La Corte di Cassazione è recentemente tornata sul risarcimento per violazione del consenso informato ed errori medici, delineando nuovamente e con taglio pratico le diverse fattispecie che si possono configurare in caso di contestazioni inerenti il consenso informato. Sono state infatti precisate dalla Suprema Corte le diverse possibili voci di danno e le situazioni in cui si ha diritto al risarcimento.
Il consenso è stato da decenni oggetto di attenzione da parte della dottrina e della giurisprudenza nel tentativo di colmare il vuoto normativo in precedenza esistente. Fino al 2017, infatti, il legislatore non era intervenuto sul tema.
La Legge 219/2017
Con la Legge 22 dicembre 2017, n. 219 – “Norme in materia di consenso informato e di disposizioni anticipate di trattamento”, finalmente, il legislatore ha tentato ti colmare il gap normativo, ribadendo, nel rispetto dei diritti costituzionalmente garantiti di cui agli artt. 2, 13 e 32 della Carta Costituzionale e degli artt. 1, 2 e 3 della Carta dei diritti fondamentali dell’Unione Europea, il diritto all’autodeterminazione della persona e stabilendo, all’art. 1, comma 1, che “nessun trattamento sanitario può essere iniziato o proseguito se privo del consenso libero e informato della persona interessata, tranne nei casi espressamente previsti dalla legge”.
Viene pertanto definitivamente confermata la necessità di acquisire il consenso “libero e informato” del paziente, in assenza del quale, salvo i casi di cui all’art. 54 del c.p. – “Stato di necessità”, il sanitario non potrà procedere al trattamento.
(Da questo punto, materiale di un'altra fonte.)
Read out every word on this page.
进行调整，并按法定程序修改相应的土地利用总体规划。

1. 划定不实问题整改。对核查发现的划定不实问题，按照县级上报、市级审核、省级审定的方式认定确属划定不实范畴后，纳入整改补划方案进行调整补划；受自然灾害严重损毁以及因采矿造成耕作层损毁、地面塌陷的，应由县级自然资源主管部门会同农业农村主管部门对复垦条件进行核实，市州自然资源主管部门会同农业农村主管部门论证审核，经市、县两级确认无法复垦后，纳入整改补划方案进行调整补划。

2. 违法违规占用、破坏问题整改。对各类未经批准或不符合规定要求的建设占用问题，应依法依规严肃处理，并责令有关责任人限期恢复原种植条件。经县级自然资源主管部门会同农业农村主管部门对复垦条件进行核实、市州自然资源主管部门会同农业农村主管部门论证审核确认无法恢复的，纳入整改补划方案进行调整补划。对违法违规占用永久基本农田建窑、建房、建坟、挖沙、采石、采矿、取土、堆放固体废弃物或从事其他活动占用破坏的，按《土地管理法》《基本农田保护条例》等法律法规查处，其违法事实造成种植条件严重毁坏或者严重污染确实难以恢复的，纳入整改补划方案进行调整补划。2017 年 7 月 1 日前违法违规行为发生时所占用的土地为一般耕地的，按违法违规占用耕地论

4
La L. 219/2017, pubblicata sulla Gazzetta Ufficiale, n. 12 del 16 gennaio 2018, all’art. 1, comma 2, pone il paziente al centro della relazione di cura con il medico nel rispetto della competenza e nella autonomia professionale di quest’ultimo, ma valorizzando l’autonomia decisionale del primo e precisando la possibilità del coinvolgimento, nella relazione di cura, anche dei familiari, del convivente o di persona di fiducia del paziente, qualora il paziente lo desideri.
Si ribadisce (art. 1, comma 3) il diritto del paziente a conoscere le proprie condizioni di salute, ad essere informato in maniera completa e comprensibile da parte dei sanitari, di essere portato a conoscenza della diagnosi, della prognosi, dei benefici e rischi del trattamento nonché delle possibili alternative e delle conseguenze dell’eventuale rifiuto ad essere trattato.
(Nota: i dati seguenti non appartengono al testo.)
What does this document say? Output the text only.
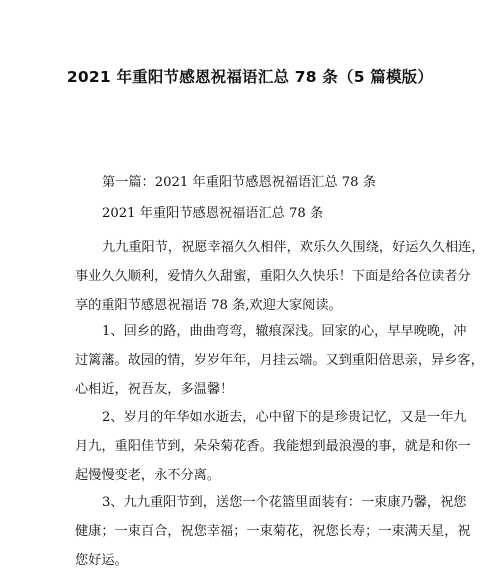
2021 年重阳节感恩祝福语汇总 78 条（5 篇模版）
第一篇：2021 年重阳节感恩祝福语汇总 78 条
2021 年重阳节感恩祝福语汇总 78 条
九九重阳节，祝愿幸福久久相伴，欢乐久久围绕，好运久久相连，
事业久久顺利，爱情久久甜蜜，重阳久久快乐！下面是给各位读者分
享的重阳节感恩祝福语 78 条,欢迎大家阅读。
1、回乡的路，曲曲弯弯，辙痕深浅。回家的心，早早晚晚，冲
过篱藩。故园的情，岁岁年年，月挂云端。又到重阳倍思亲，异乡客，
心相近，祝吾友，多温馨！
2、岁月的年华如水逝去，心中留下的是珍贵记忆，又是一年九
月九，重阳佳节到，朵朵菊花香。我能想到最浪漫的事，就是和你一
起慢慢变老，永不分离。
3、九九重阳节到，送您一个花篮里面装有：一束康乃馨，祝您
健康；一束百合，祝您幸福；一束菊花，祝您长寿；一束满天星，祝
您好运。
Viene inoltre ribadito il diritto del paziente a rifiutare il trattamento proposto.
Quanto previsto ai commi 1, 2 e 3 dell’art. 1 della L. 219/2017, attiene aspetti che erano – o almeno avrebbero dovuto essere – già noti e oggetto di applicazione e rispetto da parte del personale sanitario.
Di maggiore interesse, invece, quanto previsto al comma 4 dell’art. 1 della L. 219 che recita: “Il consenso informato, acquisito nei modi e con gli strumenti più consoni alle condizioni del paziente, è documentato in forma scritta o attraverso videoregistrazioni o, per la persona con disabilità, attraverso dispositivi che le consentano di comunicare. Il consenso informato, in qualunque forma espresso, è inserito nella cartella clinica e nel fascicolo sanitario elettronico”.
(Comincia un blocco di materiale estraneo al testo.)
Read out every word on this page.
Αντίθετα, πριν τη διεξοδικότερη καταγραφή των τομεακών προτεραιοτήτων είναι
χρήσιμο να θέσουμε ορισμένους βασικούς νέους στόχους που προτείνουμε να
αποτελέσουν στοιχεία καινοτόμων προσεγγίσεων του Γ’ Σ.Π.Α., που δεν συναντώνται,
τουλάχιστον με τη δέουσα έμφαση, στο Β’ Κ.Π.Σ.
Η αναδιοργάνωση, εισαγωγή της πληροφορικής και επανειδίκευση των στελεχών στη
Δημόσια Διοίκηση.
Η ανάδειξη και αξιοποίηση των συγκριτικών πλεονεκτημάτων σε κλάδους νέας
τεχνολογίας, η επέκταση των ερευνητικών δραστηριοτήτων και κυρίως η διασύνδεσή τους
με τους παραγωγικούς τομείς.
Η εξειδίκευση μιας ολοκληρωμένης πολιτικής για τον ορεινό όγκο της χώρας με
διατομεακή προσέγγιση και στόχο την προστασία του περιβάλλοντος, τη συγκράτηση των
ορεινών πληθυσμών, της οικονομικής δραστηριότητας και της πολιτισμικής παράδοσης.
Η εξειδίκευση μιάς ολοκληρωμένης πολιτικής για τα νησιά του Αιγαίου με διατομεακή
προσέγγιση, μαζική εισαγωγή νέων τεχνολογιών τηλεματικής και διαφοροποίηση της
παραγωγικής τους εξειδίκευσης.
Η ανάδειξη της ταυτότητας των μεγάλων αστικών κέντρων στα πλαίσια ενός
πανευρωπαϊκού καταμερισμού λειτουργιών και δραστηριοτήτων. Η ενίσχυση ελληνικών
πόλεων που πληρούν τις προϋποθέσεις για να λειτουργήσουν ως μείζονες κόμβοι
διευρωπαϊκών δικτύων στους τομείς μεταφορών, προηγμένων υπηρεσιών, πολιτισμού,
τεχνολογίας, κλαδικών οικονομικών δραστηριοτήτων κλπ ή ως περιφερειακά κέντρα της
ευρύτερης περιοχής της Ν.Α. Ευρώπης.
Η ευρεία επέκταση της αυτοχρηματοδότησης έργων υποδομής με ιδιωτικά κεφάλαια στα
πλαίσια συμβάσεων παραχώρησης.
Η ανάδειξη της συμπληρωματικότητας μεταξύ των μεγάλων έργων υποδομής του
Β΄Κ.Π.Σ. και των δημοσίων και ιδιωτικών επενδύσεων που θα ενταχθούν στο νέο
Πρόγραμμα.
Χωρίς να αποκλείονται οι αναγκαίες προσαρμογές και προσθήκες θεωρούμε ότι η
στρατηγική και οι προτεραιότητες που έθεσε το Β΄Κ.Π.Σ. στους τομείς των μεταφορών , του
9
Si stabilisce, in maniera definitiva, la necessità da parte del sanitario di acquisire il consenso del paziente in forma scritta o attraverso videoregistrazioni e di allegare la relativa documentazione (cartaceo o come videoregistrazione) in cartella, pena la possibilità per il paziente di richiedere un risarcimento per violazione del consenso informato.
Il consenso informato, pertanto, deve fare parte integrante della cartella clinica del paziente.
La Legge conferma, inoltre, il diritto del paziente a cambiare idea ossia a revocare – in qualsiasi momento – il consenso inizialmente prestato, con obbligo da parte del sanitario di annotare in cartella l’eventuale intervenuta modifica della volontà del paziente.
Ultimo passaggio significativo della norma quello di cui al comma 8 dell’art. 1 che conferma l’importanza del percorso informativo preliminare alla registrazione della volontà del paziente, stabilendo che “il tempo della comunicazione tra medico e paziente costituisce tempo di cura”. La comunicazione con il paziente, pertanto, fa e deve fare parte integrante del percorso assistenziale, al pari del trattamento medico.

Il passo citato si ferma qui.